In the early, online version of the Proceedings of the National Academy of Sciences, researchers from the University of California, Davis, explore grape domestication and population history using whole-genome sequence data for wild and cultivated Vitis vinifera plants. Based on genome sequences for nine putatively wildplants from the sylvestris subspecies, 18 domesticated grapes from V. vinifera subspecies vinifera, and one representative from the V. rotundifolia subgroup, the team estimated that domesticated and wild grape groups started diverging roughly 22,000 years ago. Domesticated grape population sizes have apparently contracted since that split, the authors say, along with shifts in sex determination strategies and a jump in deleterious mutations in cultivated V. vinifera plants.
A team from the UK, US, and Mali consider potential malaria vaccine targets by screening a set of antigens produced by the Plasmodium falciparum parasite during the blood stage of infection. The researchers narrowed in on potential targets using a screen relying on antibodies that systematically targeted 29 P. falciparum blood stage antigens alone or in combination, looking at targets that inhibited the parasite's ability to invade red blood cells. After identifying targets that appeared to thwart blood cell invasion by different parasite strains, they went on to assess the potential consequences of targeting antigen combination, tracking parasite invasion with video microscopy. The work "identifies specific antigen combinations for high-priority clinical testing and establishes a generalizable approach that is more likely to produce effective vaccines," the study's authors say.

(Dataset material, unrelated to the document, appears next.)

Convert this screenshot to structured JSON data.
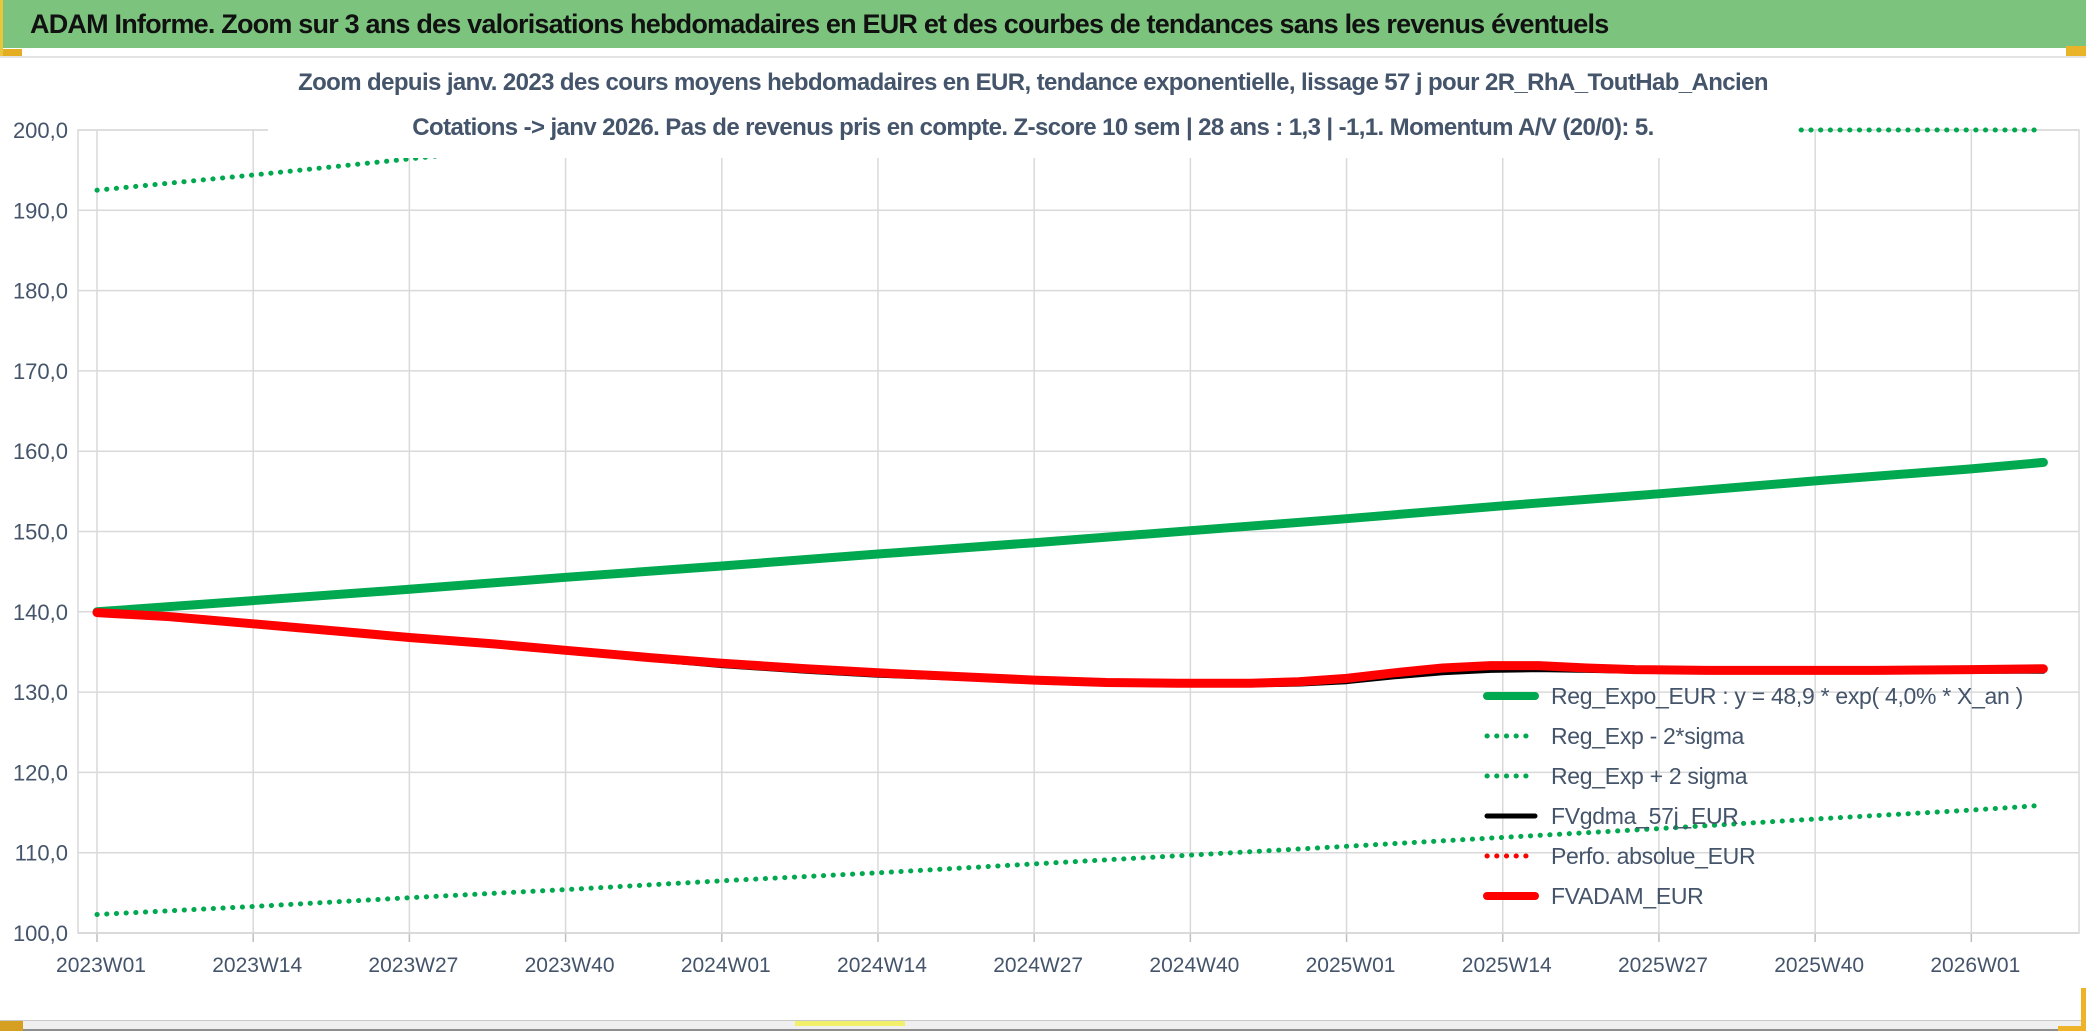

Researchers from the University of Arizona, the International Rice Research Institute in the Philippines, and other centers take a crack at classifying a clade of columnar cacti that has traditionally been tricky to categorize, in part due to convergent evolution and parallel evolution. The team started its analysis of North American cacti by putting together a high-coverage reference genome assembly and transcriptome for the saguaro cactus Carnegiea gigantea. Together with lower coverage genome sequences for other species from the Sonoran Desert — Pachycereus pringlei, Lophocereus schottii, and Stenocereus thurberi — as well as an outgroup species, the saguaro sequences made it possible to do phylogenetic analyses that highlighted the influence of gene tree-species discordance and species history on amino acid patterns in columnar cacti that might otherwise be attributed to parallel evolution.